Country director of Pemimpin GSL Cheryl Ann Fernando, agreed with Kelvin that the larger community needs to get involved in education efforts, saying that to do so, clearer information is needed on how many more students are left without internet access.

“With this data, other corporate bodies can also come forward to provide the support through data or devices for students.

“If we’re going to delay the reopening of schools until September, then it is essential to ensure every child has a proper device for them to carry on with online learning,” she said.

Fernando also took the stance that school closures should not be a blanket policy for all but instead should be implemented according to the locations and demographics of the students.

“For example, allowing students without access to come to schools, especially if they are in the green zone. This will help us to prevent students from being left behind.

“I also know and understand that to do this we need to ensure our teachers are all vaccinated quickly so they can go back to schools safely,” she added.

The NRP is a timeline — split into four phases — for when important economic and social activities will be allowed to resume, following the current movement control (MCO) in place to curb the spread of the Covid-19 disease.

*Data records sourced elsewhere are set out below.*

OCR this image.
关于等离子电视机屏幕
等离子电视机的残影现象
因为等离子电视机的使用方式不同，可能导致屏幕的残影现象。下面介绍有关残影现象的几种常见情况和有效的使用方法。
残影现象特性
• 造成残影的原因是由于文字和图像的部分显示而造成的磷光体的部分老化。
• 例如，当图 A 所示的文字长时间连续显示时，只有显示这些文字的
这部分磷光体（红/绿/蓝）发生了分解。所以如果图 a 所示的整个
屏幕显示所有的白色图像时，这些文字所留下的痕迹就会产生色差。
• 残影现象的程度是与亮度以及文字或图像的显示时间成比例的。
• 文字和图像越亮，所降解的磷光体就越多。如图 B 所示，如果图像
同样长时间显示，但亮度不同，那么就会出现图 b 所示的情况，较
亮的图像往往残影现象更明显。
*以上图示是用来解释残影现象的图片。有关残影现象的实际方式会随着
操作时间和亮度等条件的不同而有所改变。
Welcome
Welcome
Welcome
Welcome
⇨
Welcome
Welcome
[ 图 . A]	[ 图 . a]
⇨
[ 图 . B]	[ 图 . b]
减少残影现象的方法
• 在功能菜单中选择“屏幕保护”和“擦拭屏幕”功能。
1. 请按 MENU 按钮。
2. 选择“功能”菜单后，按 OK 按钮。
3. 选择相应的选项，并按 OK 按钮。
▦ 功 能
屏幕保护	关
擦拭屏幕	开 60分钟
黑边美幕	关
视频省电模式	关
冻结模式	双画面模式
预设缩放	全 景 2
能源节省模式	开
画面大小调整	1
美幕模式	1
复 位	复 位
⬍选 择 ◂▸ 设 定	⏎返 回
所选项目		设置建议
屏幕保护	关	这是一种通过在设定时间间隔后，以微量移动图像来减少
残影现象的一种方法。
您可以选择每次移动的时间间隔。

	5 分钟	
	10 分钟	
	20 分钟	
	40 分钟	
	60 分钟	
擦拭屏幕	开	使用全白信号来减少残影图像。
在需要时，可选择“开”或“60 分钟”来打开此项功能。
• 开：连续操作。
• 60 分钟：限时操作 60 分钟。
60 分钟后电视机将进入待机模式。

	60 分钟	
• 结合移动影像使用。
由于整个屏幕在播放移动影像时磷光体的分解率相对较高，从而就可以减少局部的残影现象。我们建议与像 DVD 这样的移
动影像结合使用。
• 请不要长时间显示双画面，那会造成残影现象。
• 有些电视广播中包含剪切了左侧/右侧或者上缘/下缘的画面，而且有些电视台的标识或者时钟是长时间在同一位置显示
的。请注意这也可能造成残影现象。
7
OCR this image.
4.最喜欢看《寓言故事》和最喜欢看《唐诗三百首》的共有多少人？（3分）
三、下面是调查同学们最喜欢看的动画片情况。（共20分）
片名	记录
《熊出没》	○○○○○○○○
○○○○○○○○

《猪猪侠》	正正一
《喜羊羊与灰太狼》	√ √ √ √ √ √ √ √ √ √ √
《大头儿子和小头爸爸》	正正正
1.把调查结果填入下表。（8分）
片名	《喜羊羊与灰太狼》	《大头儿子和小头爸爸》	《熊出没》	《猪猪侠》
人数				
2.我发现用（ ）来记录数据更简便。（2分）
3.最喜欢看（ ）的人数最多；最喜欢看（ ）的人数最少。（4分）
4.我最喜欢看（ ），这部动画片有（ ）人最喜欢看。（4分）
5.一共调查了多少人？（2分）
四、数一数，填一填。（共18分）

The NRP will move from one phase to another according to three main criteria, namely; daily Covid-19 cases, the capacity of intensive care units (ICU) nationwide, and the number of people vaccinated against the novel coronavirus.

Phase 3 of the timeline — where schools will reopen — is set to begin when daily Covid-19 cases drop below the 2,000 mark, ICU capacity is at a “comfortable” level, and at least 40 per cent of the population is inoculated.